I liked Henry’s lunch with Nigel Farage. Not because I’m a Farage fan, quite the opposite; but I do see the value in hearing from people I don’t ordinarily make an effort to seek out and listen to. If they do turn out to be obnoxious, I get the frisson of having my priors vindicated; if they turn out to be decent, I get the virtuous glow of having ventured out of my filter bubble. And, of course, it’s always a pleasure to read accounts of erudite people getting eruditely sloshed.
darksider, FT reader

‘Re-reading it made me tear up a bit’

I edited or helped to edit many lunches — from 2007-14 — and Henry Mance’s wonderful piece brings it all back. My favourite is a 2008 lunch between two remarkable women: Gloria Steinem and Chrystia Freeland. At the time, Chrystia was a senior FT editor and our former boss at FT Weekend. She’s gone on to be a Canadian leader on the global stage, and was the subject of a lunch herself in 2020. Re-reading Chrystia and Gloria, it made me tear up a bit. The path of women’s progress has barely been smooth since, but it’s a raw, beautiful and enduring conversation, full of wisdom, realism, anger — and sharing of profound grief. I love it.
Isabel Berwick, host and editor of the FT’s Working It podcast and newsletter

‘Unrestrained, authentic with or without the booze’
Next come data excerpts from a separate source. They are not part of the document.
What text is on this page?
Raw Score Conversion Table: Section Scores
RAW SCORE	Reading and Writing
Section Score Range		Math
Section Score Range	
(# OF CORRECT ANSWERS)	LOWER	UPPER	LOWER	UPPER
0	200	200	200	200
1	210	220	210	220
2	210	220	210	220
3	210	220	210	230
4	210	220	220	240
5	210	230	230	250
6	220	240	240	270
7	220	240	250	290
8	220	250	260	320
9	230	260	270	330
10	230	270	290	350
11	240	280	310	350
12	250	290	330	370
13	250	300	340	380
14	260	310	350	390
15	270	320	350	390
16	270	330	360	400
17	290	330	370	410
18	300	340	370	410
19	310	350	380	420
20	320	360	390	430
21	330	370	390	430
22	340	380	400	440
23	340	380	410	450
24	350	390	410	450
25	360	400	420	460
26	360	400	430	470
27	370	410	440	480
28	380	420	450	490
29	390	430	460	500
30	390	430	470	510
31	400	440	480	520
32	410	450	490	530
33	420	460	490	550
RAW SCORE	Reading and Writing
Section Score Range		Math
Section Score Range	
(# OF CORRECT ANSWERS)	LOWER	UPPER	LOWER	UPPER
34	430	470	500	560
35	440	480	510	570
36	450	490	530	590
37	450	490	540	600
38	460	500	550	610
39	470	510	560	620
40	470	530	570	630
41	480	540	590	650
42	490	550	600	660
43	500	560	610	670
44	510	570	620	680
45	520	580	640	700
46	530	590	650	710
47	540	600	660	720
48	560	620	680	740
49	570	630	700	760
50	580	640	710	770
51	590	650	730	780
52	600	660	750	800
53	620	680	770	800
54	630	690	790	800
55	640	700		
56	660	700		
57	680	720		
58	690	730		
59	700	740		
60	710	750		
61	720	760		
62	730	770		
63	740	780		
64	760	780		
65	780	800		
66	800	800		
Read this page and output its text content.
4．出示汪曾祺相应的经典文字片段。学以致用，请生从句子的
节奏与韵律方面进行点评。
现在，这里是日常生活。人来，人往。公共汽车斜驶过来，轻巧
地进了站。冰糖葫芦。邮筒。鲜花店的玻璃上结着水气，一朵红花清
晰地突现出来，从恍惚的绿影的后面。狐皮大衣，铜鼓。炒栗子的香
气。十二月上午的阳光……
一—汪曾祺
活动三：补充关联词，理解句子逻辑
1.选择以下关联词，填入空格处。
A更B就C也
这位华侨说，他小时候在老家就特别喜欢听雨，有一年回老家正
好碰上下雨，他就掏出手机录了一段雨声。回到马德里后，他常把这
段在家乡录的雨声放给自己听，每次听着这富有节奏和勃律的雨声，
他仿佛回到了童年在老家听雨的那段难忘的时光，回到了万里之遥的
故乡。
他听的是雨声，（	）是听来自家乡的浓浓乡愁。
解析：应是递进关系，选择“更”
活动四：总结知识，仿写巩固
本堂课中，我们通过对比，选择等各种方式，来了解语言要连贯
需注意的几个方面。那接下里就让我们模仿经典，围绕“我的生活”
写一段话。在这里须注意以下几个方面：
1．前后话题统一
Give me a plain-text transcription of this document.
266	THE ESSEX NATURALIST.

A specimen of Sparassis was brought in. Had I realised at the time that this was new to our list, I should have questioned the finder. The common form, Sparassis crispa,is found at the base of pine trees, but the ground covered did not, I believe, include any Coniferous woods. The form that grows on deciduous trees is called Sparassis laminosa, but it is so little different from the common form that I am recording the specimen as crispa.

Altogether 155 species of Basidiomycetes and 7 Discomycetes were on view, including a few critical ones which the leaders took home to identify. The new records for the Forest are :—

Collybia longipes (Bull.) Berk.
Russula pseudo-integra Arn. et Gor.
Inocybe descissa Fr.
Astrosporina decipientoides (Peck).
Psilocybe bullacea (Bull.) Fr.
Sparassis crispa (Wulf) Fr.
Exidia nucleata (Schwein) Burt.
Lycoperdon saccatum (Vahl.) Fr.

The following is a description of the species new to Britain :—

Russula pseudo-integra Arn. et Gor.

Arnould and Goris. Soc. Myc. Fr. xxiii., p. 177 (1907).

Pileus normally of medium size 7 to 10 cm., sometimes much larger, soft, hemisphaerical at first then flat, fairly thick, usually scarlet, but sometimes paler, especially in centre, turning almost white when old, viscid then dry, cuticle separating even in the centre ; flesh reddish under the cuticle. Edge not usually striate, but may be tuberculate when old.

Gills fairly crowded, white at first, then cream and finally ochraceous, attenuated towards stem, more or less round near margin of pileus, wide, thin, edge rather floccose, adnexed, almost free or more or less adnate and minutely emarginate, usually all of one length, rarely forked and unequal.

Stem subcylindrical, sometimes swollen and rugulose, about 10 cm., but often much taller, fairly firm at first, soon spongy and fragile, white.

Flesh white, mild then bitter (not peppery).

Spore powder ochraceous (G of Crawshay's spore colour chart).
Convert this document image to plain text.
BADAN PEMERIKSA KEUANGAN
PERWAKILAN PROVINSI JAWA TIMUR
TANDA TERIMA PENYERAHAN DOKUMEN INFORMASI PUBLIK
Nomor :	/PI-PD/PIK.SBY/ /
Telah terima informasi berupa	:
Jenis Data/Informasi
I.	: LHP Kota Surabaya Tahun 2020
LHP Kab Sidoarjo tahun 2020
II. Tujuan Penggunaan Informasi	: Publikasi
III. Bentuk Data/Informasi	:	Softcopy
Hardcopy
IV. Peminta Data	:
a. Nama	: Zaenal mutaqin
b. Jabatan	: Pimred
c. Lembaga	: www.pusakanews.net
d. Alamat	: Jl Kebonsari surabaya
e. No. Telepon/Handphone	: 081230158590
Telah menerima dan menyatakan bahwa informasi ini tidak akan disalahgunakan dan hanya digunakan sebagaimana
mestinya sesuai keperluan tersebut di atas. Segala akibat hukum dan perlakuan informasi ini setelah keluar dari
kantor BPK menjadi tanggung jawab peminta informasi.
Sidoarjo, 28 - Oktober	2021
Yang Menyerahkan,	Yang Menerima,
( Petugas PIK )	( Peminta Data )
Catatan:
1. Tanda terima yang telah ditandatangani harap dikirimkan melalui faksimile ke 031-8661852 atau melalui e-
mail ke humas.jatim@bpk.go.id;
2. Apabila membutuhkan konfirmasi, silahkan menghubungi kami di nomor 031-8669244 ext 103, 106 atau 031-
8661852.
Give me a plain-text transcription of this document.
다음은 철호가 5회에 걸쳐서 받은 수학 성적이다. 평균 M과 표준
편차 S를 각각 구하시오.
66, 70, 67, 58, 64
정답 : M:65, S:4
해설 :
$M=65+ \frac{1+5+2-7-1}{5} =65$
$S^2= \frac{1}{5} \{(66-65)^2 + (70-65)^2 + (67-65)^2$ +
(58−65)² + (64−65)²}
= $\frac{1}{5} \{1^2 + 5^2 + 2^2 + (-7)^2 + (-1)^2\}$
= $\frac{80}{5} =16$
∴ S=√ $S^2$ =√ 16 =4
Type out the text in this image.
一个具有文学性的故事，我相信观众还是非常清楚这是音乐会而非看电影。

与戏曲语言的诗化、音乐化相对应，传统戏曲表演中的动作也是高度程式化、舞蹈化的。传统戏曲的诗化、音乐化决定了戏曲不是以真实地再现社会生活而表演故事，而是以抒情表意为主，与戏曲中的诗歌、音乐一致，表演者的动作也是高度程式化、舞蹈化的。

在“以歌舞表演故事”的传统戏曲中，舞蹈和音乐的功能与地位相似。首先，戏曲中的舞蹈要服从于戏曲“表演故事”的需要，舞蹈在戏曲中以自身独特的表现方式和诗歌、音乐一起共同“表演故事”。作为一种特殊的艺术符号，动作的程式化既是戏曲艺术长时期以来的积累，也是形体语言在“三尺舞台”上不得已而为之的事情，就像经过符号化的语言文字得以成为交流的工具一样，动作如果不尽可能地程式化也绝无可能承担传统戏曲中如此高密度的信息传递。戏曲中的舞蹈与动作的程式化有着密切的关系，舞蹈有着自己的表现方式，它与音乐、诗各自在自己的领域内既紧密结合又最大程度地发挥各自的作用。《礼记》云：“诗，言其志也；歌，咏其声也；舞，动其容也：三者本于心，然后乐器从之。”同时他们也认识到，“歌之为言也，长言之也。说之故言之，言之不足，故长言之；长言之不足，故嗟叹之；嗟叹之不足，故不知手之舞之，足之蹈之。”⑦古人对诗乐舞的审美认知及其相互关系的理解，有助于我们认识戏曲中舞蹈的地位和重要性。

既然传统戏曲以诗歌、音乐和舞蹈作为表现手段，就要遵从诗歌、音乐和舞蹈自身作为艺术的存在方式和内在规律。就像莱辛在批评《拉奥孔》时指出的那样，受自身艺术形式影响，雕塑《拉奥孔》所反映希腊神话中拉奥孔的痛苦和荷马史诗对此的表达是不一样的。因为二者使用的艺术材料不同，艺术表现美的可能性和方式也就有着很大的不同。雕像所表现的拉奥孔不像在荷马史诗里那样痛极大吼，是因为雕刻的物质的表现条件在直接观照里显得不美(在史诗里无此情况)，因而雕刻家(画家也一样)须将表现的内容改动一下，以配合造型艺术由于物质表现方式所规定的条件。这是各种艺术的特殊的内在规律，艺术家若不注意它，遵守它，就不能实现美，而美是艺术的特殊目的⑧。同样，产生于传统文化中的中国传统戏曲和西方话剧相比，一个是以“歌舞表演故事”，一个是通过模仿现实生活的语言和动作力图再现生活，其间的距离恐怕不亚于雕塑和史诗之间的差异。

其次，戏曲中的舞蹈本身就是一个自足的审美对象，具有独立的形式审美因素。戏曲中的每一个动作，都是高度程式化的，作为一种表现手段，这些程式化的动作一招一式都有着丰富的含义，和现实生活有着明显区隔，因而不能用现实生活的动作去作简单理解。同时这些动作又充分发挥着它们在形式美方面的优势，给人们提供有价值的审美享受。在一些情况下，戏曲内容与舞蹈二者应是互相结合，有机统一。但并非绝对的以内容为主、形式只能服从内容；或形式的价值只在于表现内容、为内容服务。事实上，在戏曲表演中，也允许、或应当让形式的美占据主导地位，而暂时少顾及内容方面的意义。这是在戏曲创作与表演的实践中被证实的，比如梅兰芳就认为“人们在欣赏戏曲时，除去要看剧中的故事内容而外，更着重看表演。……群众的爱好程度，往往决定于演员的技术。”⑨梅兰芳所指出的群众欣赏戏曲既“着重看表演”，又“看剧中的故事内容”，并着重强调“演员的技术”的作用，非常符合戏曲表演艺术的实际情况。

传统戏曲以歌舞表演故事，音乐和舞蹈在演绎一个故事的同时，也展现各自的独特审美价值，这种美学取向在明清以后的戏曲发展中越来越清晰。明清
Quite a number to salivate, reminisce, chuckle about — or almost choke with a giggle — several months or years after reading. The best for me are those that bring out the real personalities, unrestrained, authentic with or without the booze! Many, but the Nigel Farage, Julius Malema and Boris Becker interviews I remember sharing with many non-FT subscribers. Absolutely brilliant stuff. Thank you to Max Wilkinson [the former FT Weekend editor who started Lunch with the FT] and all who have been involved.
oyesoji oyeleke, FT reader

‘A beautiful illustration of how important it is to stay humble’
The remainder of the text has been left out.